With the increase in the amount of open offices, the effect can too easily be an increase in noise levels, and that affects productivity.
Too little background noise can result in poor privacy in conversations. There is a balance which will give enough noise to allow a degree of privacy but not enough to greatly affect productivity. Research by Kjellberg and Ladstrom in 1994 suggests a level of 45dBA-50dBA for an open office.
Inconsistent noise such as laughter, loud chatter vending machines and some office machinery can be loud enough to break concentration so staff need to be considerate and the office design needs to be such that noise producing equipment is isolated without being remote.
Sound travels through the air at approximately 750mph (332m/sec) so any sound will reach everyone in an office within a second of being produced. Sound can also be transmitted via objects such as floors, beams and walls when it will travel slower.
The different measures that can be taken against the sounds produced are to absorb or isolate it, in some cases it can be diffused. The characteristics of different materials mean they lend themselves to different applications.

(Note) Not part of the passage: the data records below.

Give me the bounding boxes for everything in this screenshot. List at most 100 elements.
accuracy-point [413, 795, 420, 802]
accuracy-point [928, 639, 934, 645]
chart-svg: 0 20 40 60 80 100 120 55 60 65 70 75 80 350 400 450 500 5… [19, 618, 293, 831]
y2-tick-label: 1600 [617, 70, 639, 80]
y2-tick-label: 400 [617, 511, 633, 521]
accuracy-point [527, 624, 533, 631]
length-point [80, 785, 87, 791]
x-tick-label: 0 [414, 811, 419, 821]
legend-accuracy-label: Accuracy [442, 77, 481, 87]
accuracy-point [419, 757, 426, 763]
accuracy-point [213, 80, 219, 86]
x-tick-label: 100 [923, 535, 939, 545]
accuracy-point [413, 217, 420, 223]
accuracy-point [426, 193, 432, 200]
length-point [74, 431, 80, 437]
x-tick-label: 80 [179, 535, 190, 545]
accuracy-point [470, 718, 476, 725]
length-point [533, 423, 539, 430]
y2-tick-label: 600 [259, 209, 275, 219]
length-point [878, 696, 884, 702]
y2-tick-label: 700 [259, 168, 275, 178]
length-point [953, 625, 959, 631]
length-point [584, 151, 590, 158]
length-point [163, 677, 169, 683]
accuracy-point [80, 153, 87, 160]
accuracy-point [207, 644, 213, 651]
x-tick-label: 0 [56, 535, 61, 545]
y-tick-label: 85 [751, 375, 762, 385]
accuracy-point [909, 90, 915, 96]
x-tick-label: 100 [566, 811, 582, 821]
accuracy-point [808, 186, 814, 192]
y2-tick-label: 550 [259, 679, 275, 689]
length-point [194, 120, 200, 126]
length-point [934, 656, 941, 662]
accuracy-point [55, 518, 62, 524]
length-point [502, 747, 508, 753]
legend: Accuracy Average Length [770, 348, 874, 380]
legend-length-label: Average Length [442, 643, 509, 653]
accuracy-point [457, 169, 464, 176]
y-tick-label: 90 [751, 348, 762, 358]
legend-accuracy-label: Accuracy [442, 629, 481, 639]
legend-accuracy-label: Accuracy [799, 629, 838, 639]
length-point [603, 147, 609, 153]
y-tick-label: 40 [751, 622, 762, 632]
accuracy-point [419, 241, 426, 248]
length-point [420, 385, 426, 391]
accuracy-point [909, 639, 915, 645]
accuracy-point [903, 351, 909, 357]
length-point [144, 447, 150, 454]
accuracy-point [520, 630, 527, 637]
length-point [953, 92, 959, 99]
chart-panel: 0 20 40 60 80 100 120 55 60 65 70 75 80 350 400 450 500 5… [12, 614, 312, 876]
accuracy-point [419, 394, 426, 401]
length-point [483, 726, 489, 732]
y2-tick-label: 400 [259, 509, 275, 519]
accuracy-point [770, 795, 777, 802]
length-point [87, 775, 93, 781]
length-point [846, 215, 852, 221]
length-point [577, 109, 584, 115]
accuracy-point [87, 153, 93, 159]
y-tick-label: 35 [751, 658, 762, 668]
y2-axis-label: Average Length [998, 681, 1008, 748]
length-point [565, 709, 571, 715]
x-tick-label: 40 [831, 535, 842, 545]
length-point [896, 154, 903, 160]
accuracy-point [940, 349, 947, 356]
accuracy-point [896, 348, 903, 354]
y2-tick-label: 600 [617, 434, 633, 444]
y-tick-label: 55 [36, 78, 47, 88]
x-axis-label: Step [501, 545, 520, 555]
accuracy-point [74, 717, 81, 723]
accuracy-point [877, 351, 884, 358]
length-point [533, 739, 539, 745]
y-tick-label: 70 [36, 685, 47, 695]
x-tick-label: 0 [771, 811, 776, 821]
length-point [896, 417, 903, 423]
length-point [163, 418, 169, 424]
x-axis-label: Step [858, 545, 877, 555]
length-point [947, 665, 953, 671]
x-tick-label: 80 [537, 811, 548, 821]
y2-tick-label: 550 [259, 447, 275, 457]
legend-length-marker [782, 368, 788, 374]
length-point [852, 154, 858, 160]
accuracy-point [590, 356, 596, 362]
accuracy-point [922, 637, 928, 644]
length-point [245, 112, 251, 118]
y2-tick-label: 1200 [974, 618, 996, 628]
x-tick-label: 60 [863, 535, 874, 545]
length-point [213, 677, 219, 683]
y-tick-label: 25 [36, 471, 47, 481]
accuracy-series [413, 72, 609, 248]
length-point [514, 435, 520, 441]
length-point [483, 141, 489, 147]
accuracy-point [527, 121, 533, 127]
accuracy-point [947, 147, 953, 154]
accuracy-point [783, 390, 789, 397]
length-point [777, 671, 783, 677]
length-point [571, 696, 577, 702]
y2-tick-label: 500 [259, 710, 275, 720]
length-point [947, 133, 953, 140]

Ceilings have the greatest effect of the sound quality in an open plan office. They can be sound absorbing and/or sound insulating, depending on the materials they are made of. Your office design needs to take into account whether to use the building soffit or a suspended ceiling.
Other services such as power conduits and ventilation tubes will need to be insulated against sound to avoid transmitting in to other areas.
A classic suspended ceiling, if made of light materials will naturally be a better sound absorber as the lighter materials used here have a better absorption rating. While here, it is worth mentioning that a material’s sound absorbing properties is rated from A-E with A being the best, so it depends on which tile specification is used. Also Where services pass through, attention should be paid, bagged or roll insulation can be used to minimise this.
Walls offer much less opportunity for sound absorption, they are broken up by doors, windows, storage cabinets and office machinery. Their contribution to noise control is more to do with insulation of sound, typical construction will normally be two layers of plasterboard and acoustic roll.
The exception to this may be in a pod or privacy booth where glass may be used which will insulate most of the sound but much of the privacy will be provided by the normal background noise. For ultimate sound isolation, the partitions need to pass through the suspended ceiling to the building soffit.
Raised access floors need careful management with attention paid to where services pass through, beneath partitions to continue the division downwards as well as where the floor meets the walls.
Floor coverings, although as large an area as the ceiling, do not typically proved as much absorption. Commercial carpet tile is often used which has a low absorption rating and the floor is hidden by desks, seating, storage and other equipment. Acoustic backed carpet tiles can make more difference. Hard tiles or wooden floors, though with great aesthetic value reflect noise and hard shoes make a lot of noise, stilettos should be banned here!